Thousands of train workers in Britain began a new round of strikes Thursday, paralyzing rail service across the country in an escalating dispute over pay and working conditions exacerbated by a deepening cost-of-living crisis.
Only around one in five trains ran across the U.K. as a result of the walkout by union members, who have already staged multiple strikes in recent months. A strike planned for Friday is expected to affect most of the London Underground subway network as well as bus service in the capital, while another walkout on Saturday is set to disrupt national train travel again.
Mick Lynch, leader of the Rail, Maritime and Transport union, said rail workers, like other public sector employees in the U.K., are struggling to cope with soaring food and fuel prices. The country's inflation rate jumped to a new 40-year high of 10.1% in July, official figures showed Wednesday, higher than analysts’ central forecast of 9.8%.
Unions representing postal, port and aviation workers have also announced strikes as the cost-of-living crisis bites into wages.
“People in this country are fed up with low pay. Many millions of people have not had a proper pay deal for decades," Lynch said Thursday at the picket line in London’s Euston train station. "So public sector workers in health care, education, transport, all sort of services, have been subjected to pay cuts and rampant inflation."

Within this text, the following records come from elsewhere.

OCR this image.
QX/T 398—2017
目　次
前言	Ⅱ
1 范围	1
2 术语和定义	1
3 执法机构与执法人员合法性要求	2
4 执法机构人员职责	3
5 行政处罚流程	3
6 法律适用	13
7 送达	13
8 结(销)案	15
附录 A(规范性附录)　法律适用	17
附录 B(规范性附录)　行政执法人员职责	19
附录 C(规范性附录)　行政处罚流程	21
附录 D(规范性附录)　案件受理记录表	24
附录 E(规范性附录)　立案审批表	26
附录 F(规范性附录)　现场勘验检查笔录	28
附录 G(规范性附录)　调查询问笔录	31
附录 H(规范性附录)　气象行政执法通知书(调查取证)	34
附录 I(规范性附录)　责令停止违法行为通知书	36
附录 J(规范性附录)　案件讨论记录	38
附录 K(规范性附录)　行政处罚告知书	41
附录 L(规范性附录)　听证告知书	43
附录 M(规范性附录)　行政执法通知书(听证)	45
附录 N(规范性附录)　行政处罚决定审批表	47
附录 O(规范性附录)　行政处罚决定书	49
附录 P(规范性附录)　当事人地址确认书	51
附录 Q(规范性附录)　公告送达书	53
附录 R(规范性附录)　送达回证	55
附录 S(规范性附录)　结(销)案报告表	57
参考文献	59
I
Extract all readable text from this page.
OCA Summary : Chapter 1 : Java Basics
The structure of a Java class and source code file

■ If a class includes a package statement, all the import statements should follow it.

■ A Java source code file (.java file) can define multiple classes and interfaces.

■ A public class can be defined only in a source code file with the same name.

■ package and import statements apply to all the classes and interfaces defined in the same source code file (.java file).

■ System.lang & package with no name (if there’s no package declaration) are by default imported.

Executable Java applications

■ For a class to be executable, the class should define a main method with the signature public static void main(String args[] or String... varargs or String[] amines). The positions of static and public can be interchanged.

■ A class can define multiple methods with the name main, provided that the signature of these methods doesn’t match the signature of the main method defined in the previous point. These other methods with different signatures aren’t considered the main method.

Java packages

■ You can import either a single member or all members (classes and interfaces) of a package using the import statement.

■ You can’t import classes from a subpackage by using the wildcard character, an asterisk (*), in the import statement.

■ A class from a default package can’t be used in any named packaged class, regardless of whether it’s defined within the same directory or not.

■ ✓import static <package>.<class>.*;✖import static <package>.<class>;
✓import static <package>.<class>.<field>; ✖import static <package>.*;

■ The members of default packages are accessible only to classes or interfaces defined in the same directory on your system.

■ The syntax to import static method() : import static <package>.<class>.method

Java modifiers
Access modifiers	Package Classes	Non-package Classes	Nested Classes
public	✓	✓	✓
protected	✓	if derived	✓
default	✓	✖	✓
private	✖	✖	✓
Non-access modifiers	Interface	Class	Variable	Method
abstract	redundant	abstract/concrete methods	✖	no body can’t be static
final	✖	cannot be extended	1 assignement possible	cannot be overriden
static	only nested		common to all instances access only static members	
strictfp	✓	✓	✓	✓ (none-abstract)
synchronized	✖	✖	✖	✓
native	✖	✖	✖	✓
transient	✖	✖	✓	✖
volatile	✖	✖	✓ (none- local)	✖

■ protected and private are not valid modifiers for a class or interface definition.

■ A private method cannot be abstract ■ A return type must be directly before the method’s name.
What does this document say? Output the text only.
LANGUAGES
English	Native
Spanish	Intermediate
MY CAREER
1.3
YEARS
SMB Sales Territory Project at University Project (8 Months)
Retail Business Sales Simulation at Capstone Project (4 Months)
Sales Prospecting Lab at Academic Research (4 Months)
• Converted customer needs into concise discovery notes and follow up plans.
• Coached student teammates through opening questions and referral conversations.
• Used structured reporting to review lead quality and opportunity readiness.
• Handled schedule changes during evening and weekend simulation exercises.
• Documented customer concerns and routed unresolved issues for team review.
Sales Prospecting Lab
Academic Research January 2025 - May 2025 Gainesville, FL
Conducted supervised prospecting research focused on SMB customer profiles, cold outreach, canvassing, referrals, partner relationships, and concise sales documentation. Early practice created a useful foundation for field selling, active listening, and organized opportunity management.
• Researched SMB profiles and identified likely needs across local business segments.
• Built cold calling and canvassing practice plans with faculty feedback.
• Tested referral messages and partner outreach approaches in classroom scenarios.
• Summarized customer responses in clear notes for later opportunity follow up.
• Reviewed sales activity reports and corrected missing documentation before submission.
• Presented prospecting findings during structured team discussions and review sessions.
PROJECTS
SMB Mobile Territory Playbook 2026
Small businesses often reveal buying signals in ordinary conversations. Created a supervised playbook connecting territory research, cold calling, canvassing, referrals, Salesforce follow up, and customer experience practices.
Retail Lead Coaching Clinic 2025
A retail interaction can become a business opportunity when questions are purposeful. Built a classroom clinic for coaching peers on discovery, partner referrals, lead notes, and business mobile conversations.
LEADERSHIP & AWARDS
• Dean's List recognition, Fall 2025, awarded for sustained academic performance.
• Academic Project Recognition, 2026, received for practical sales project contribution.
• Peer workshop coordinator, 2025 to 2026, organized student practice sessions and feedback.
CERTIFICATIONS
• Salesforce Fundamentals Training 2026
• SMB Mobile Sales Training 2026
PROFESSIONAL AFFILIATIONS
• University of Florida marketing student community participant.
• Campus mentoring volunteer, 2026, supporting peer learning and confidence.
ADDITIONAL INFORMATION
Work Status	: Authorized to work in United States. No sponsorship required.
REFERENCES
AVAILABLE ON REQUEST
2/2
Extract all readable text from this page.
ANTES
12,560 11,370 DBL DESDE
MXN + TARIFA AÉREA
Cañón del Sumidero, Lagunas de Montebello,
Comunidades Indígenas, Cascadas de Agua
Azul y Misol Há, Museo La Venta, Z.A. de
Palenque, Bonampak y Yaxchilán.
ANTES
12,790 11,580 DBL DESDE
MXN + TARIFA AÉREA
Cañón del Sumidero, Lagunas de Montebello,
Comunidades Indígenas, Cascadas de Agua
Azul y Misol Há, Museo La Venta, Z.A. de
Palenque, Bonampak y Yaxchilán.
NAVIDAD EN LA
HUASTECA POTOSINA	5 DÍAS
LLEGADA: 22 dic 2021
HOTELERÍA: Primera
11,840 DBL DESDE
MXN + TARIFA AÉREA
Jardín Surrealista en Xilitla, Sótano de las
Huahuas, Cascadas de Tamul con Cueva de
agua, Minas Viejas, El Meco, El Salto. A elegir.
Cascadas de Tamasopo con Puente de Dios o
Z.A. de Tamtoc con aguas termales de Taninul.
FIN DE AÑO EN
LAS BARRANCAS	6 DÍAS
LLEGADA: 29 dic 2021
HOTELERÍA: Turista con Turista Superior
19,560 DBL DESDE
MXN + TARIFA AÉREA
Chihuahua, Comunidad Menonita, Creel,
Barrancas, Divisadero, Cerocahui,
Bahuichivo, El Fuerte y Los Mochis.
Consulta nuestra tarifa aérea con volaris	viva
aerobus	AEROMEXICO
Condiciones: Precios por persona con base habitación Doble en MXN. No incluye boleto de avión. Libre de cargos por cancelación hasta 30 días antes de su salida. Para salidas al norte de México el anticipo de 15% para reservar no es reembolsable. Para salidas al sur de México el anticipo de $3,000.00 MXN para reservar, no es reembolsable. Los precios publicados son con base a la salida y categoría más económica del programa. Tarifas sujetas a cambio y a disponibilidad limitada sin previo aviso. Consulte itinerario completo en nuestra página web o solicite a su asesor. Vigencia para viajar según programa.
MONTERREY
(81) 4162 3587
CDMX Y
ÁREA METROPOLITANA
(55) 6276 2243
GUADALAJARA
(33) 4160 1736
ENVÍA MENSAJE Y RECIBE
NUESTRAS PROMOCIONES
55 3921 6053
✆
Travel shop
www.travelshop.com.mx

He blamed the Conservative government’s alleged “anti-union agenda” for prolonging the labor dispute and said railway workers would continue job actions until a settlement is reached with train companies, which are privately owned by heavily regulated.
Lynch alleged officials have used taxpayer funds to bail out the companies so they don't lose income from strikes and thereby removed incentives for executives to negotiate.
The government has argued it spent huge amounts in public funding to protect rail workers' jobs during the coronavirus pandemic, and officials want to cut costs and staffing to make the train system financially sustainable for the future. They say a fair pay offer was presented to rail workers.
A Department for Transport spokesperson said union leaders were “opting to inflict misery and disrupt the day-to-day lives of millions” for the sixth time since June instead of working to reach a deal.
“We urge union bosses to do the right thing by their members and let them have their say on Network Rail’s very fair deal, which will deliver the reforms our rail system urgently needs," the spokesperson said. “It’s time to get off the picket lines and back around the negotiating table."
Some 40,000 rail workers including cleaners and maintenance staff walked off their jobs for three days in June to demand better pay, job security and working conditions, leading to the U.K.'s biggest transit strike in three decades.
Several other rail strikes have followed since, and no resolution has been reached between the government and workers.